Выковыряли из пачки по сигаретке. Закурили. Дым уже из ушей хлещет. Зато аппетит не нагуляешь.

Помнится, в детстве голоштанном, застукал нас сосед, дядя Костя, за курением, ну и пацана своего, естественно, с папиросой. Развел руками — что тут поделаешь? «Кури, — говорит, — Витька. Кури. Меньше съешь».

— Не, не слабо играют. Не слабо, — цыкнул Лёлик дырявым зубом.

— А кто спорит? Там труда до ибеней мамы вложено.

А эти, ну не успокоятся никак — модуляцию сделали, еще, еще одну, гитарист на джазовые мотивы исподтишка выплыл, стал кляксами аккордов облицовку лепить. И как-то вежливо всё: то ли вступление никак не закончат, то ли коду разворачивают — так, пылят себе, не торопясь, босиком: ни ждать, ни догонять. Профессионализмом пахло, школой.

— Такие кривули… Ишь ты поди ж ты. Мне в такую каракатицу пальцы ни в жисть не вывернуть. Он нигде не учился? Посмотри-ка, что делает, нахал.

— Маэстро-то? — зевнул Лёлик. — Учился, кажись, в собиновке, гусляр херов. На балалайке что ли. Иль домре. Светит месяц, светит ясный. Где еще тебя научат? Да и не закончил вроде.

— А что так?

— А история там гнилая какая-то. То ли выгнали его, то ли самому пришлось. То ли он шинельку замарьяжил, то ли у него. То ли еще какое хорошее. Долго ли? Атмосфера-то, — скривил губы Лёлик, — творческая. Если у них в общаге, белым днем, на подоконнике в коридоре бараются. Что тогда ночами творят, искусствоведы? я на скрипочке играю, тили-ли да тили-ли?

— Белым днем?

— Не черным же. Сам видел, потому и говорю.

— И что?

— Залетел, видимо, с какой-то лажей, ну и… — Лёлик со значением посмотрел в потолок. — Пой, ласточка, пой.

— Да-а, Лёля.

— Чего?

— Да-а. Не ожидал я от тебя.

— Пошел ты, — презрительно сказал Лёлик, — с подмандонами своими.

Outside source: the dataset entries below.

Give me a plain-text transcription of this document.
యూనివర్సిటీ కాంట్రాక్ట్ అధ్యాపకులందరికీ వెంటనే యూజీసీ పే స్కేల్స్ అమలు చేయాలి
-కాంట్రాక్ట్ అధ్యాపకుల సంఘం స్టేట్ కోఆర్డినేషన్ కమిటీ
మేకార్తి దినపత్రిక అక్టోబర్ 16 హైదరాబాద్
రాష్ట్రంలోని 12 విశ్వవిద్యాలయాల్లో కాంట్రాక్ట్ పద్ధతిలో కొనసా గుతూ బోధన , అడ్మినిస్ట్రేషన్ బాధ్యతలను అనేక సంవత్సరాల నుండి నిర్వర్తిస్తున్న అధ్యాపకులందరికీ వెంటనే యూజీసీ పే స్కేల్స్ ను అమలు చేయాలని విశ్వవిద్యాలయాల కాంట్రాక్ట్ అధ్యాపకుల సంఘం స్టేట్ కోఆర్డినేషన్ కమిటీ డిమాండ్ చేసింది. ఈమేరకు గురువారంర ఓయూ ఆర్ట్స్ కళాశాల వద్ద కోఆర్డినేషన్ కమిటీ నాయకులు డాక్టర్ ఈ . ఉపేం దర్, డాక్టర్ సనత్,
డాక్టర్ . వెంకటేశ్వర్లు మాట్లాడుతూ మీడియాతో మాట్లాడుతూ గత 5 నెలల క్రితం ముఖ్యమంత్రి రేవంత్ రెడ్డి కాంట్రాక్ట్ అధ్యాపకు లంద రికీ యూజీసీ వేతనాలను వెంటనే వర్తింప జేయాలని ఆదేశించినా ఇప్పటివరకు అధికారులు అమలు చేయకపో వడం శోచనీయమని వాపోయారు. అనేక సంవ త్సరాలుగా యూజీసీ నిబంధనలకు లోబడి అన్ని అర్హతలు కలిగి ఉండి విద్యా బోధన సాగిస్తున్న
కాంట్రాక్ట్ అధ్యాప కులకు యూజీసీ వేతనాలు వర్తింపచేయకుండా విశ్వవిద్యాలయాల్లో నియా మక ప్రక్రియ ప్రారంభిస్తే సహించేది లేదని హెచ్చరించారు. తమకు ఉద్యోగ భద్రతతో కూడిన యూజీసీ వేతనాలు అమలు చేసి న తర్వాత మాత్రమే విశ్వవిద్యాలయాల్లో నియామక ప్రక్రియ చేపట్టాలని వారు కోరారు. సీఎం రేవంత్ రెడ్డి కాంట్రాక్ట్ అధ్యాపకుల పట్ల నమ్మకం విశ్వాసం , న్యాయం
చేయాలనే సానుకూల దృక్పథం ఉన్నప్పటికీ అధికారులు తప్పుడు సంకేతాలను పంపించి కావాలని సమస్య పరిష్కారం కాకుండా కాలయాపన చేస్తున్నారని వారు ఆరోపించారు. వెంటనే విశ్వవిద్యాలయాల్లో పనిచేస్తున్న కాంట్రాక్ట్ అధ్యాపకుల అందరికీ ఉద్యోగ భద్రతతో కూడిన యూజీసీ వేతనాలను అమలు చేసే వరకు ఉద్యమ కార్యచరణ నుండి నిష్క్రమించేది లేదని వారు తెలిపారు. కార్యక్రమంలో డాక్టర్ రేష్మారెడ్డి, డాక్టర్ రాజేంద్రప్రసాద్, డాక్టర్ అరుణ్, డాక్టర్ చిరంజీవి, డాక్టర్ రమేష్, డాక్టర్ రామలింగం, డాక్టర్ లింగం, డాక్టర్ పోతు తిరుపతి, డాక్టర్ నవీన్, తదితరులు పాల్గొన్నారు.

— Нет, серьезно. Ты признайся мэни, ты пошехон, да?

— Да. Пошехон. Пошехон! И что?

— Ты бы себя со стороны послушал: в кине, на первом ряде, в бордовом пальте, с соплей на губе. То-либо-нибудь-таки-ка.

— От винта, — сказал Лёлик спокойно. — Достоевский хренов.

— А я здесь причем? Во дает!

— А хули ты натигрился? Что мне? сплетни ходить собирать? Странные люди, нет? Иди и спроси, если тебе больно надо.

— Ты чего?

— Да ничего. Это ты чего. Не понравилось ему, видите ли. Правильный какой. Ты сначала сыграй вот так. Видишь, как люди играют?

— Да уж не мы: однажды лебедь раком щуку.

Народу нет, хабар не катит, энтузиазма ноль — музыкантов можно понять. Ары, в Утюге, в такой ситуации, обычно песню из фильма «Путь к причалу» исполняли. «Если радость на всех одна, на всех и беда одна…». Бом-бом.

Раз сыграют, два сыграют.

Семь раз сыграют.

С чувством, не спеша, с расстановкой — кушайте на здоровье. Глядишь, кто-то не выдержал, идет — «Чао, бамбино, сорри» заказывать, или «Белфаст».

Эти по-другому. Эти в кайф уходят. Для сэбэ. Да и для кого здесь? Для насосов?

Лабухи лабают.

Голодяево внимает.

Вышивал он качественно, лихо выпиливал, ничего не скажешь. Звучок сочный, оттягивающий, хотя и без всякой приставки. Гитара — самопал, и причем явный, без претензий на фирму: на деке темброблоков куча на электровыключателях, на грифе лады белой краской замазаны, топорно так — чем хуже, тем лучше. Краска на ладах наполовину стерлась, гриф внизу в проплешинах, до голой деревяшки стёрт, и дека такая же, насквозь у съёмников обшкрябана. Работящая гитарёшка. Не лентяйка.

Бас еще, да барабан — и вся, тирлим-бом-бом, музыка. Втроем, как везде — деньги лучше делятся.

В этих делах не количеством берут, здесь главное, чтоб аппарат звучал, мощей давил, объемом, а работать всем места хватит: и гитаристу пахать надо, и бас посложнее придумать, а барабанщику тем паче — всё на нем, каждую дырку собой закрой.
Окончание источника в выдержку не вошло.